Por isso é tão difícil não criar empatia com cada um dos personagens. Sejam eles bons ou não, estúpidos ou não, o fato é que essa simplicidade sulista impressa em uma vida de sofrimentos tão reais, banhados a crenças, rejeição e abandono, nos faz sentir como se estivéssemos sendo colocados de frente a um espelho, e cada personagem pudesse refletir, de algum jeito, e em alguma profundidade, cada uma dessas emoções e sentimentos que também existem em nós.
Não é à toa que Albert Camus admirava tanto Faulkner, pois nessa facilidade para tecer a realidade em suas obras, a sua personagem, Lena Grove, em sua comovente teimosia em prosseguir indo atrás de um homem que a abandonou grávida, faz uma verdadeira alusão ao absurdo da existência que Camus tanto defendia.
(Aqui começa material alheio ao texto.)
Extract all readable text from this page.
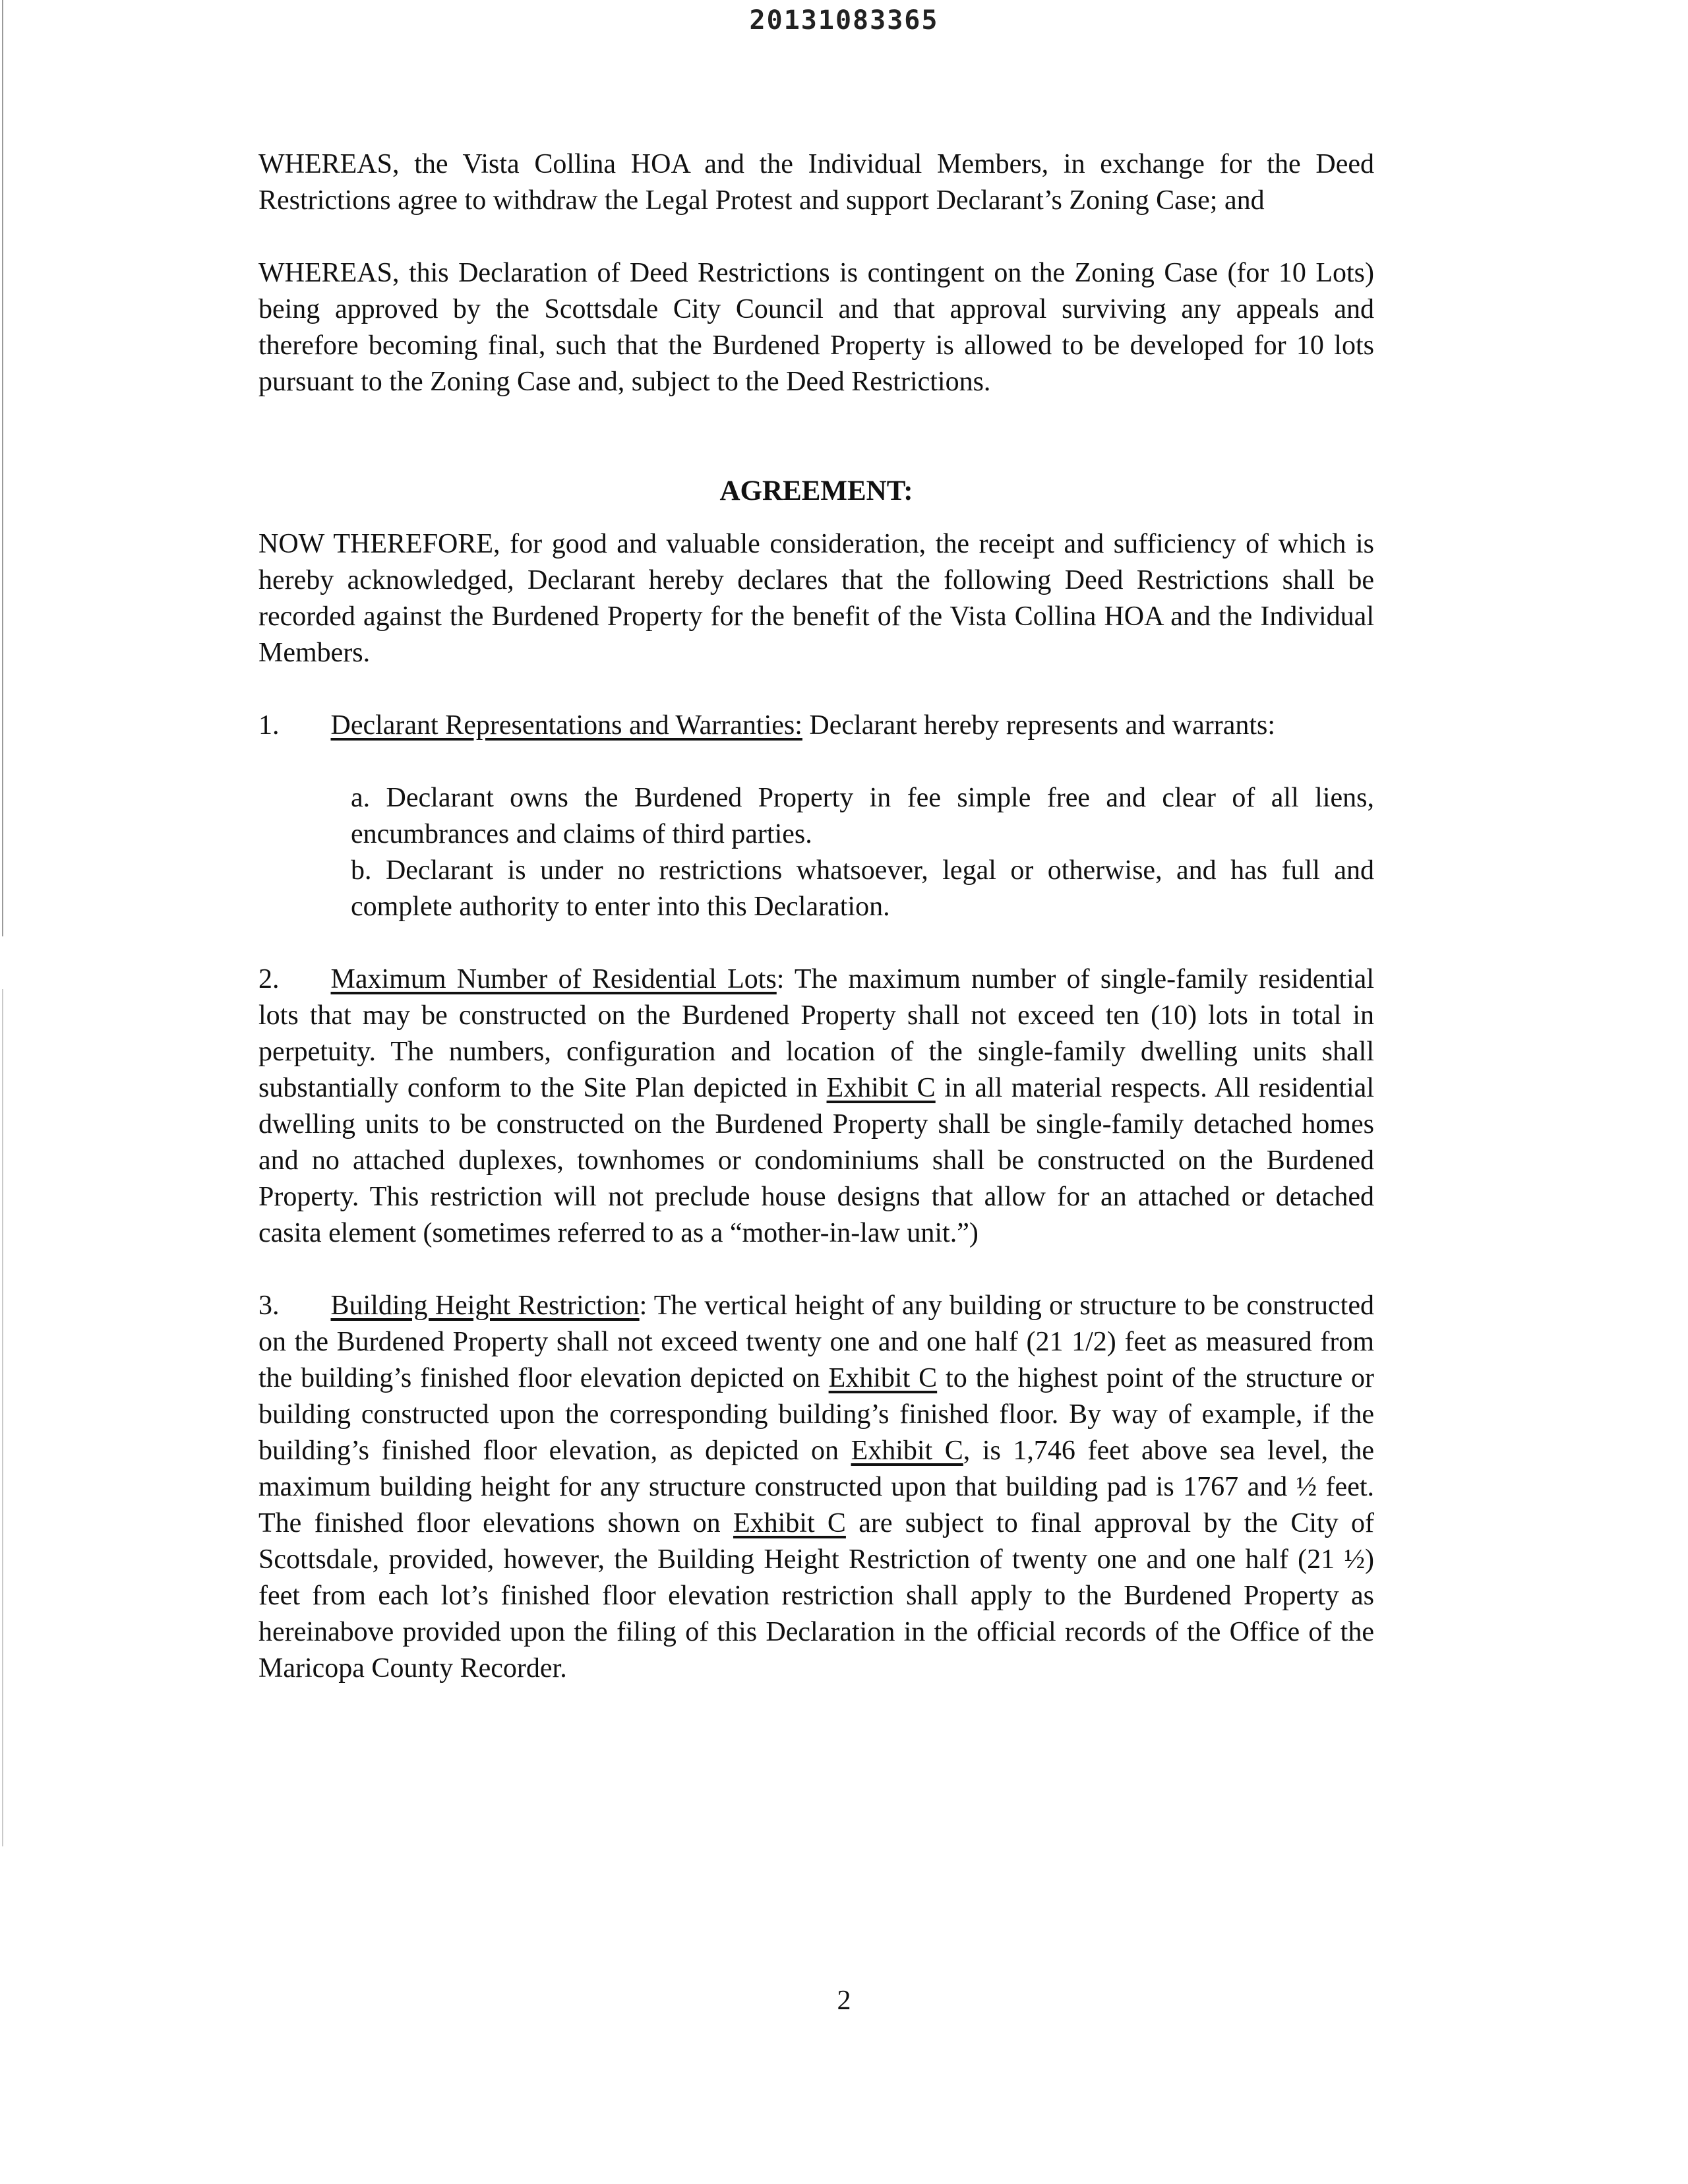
20131083365

WHEREAS, the Vista Collina HOA and the Individual Members, in exchange for the Deed Restrictions agree to withdraw the Legal Protest and support Declarant’s Zoning Case; and

WHEREAS, this Declaration of Deed Restrictions is contingent on the Zoning Case (for 10 Lots) being approved by the Scottsdale City Council and that approval surviving any appeals and therefore becoming final, such that the Burdened Property is allowed to be developed for 10 lots pursuant to the Zoning Case and, subject to the Deed Restrictions.

AGREEMENT:

NOW THEREFORE, for good and valuable consideration, the receipt and sufficiency of which is hereby acknowledged, Declarant hereby declares that the following Deed Restrictions shall be recorded against the Burdened Property for the benefit of the Vista Collina HOA and the Individual Members.

1. Declarant Representations and Warranties: Declarant hereby represents and warrants:

a. Declarant owns the Burdened Property in fee simple free and clear of all liens, encumbrances and claims of third parties.

b. Declarant is under no restrictions whatsoever, legal or otherwise, and has full and complete authority to enter into this Declaration.

2. Maximum Number of Residential Lots: The maximum number of single-family residential lots that may be constructed on the Burdened Property shall not exceed ten (10) lots in total in perpetuity. The numbers, configuration and location of the single-family dwelling units shall substantially conform to the Site Plan depicted in Exhibit C in all material respects. All residential dwelling units to be constructed on the Burdened Property shall be single-family detached homes and no attached duplexes, townhomes or condominiums shall be constructed on the Burdened Property. This restriction will not preclude house designs that allow for an attached or detached casita element (sometimes referred to as a “mother-in-law unit.”)

3. Building Height Restriction: The vertical height of any building or structure to be constructed on the Burdened Property shall not exceed twenty one and one half (21 1/2) feet as measured from the building’s finished floor elevation depicted on Exhibit C to the highest point of the structure or building constructed upon the corresponding building’s finished floor. By way of example, if the building’s finished floor elevation, as depicted on Exhibit C, is 1,746 feet above sea level, the maximum building height for any structure constructed upon that building pad is 1767 and ½ feet. The finished floor elevations shown on Exhibit C are subject to final approval by the City of Scottsdale, provided, however, the Building Height Restriction of twenty one and one half (21 ½) feet from each lot’s finished floor elevation restriction shall apply to the Burdened Property as hereinabove provided upon the filing of this Declaration in the official records of the Office of the Maricopa County Recorder.

2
Existem muitas partes desse livro que me tocaram profundamente, e me levaram até às lágrimas, ou que me provocavam aquela dor interna de quando um sofrimento transpassa a nossa alma, mas existe uma relacionada à Lena Grove que me deixou bastante tocada, e eu a reproduzo aqui para compartilhar sua emocionante profundidade: ?Quando eles dão o fora em você, você simplesmente pega seja o que for que eles deixaram e vai em frente?. Não é profundo isso?
Escolhi essa parte em especial, porque apesar da rejeição, desrespeito e até do mau-caratismo que se escondem nessas linhas, ela também revela a força que existe naquele que é desprezado, mas que pega o que a vida lhe ensinou, e segue em frente de cabeça erguida. Esse é o ponto chave da história, e da nossa vida: quando aceitamos o passado tal como ele é, estamos prontos para viver o presente, e prosseguir e progredir!
Além do amor, um outro tema que se esconde em cada página é o da identidade. Ser e pertencer a uma família é o que compõe as raízes da nossa existência, e sem elas, não temos como nos manter fortes, e nem firmes para darmos origem aos nossos próprios frutos. E nessa história, essas raízes são detalhadas de forma que podemos compreender cada ato desses três personagens principais. Mesmo sem concordar, apenas somos guiados a compreendê-los.
Escrever uma resenha sobre um livro de William Faulkner é uma tarefa muito difícil, pois a sua obra é tão rica que seria necessário redigir vários artigos para conseguir abranger cada metáfora, cada fenômeno, e cada temática expressa nessas páginas. Algo que não estaria ao alcance dos reles conhecimentos dessa pobre marquesa, mas que ainda assim, vem aqui com coragem e tenta descrever em algumas poucas palavras essa experiência de leitura que nos leva de encontro de nós mesmos, e das nossas mais secretas verdades, sobre quem realmente somos.
Esse é o poder de William Faulkner, que eu espero que um dia você também possa se abrir para experienciar ao seu jeito, ao seu tempo, e com a mais brava atenção para cada sentimento que começará a emergir.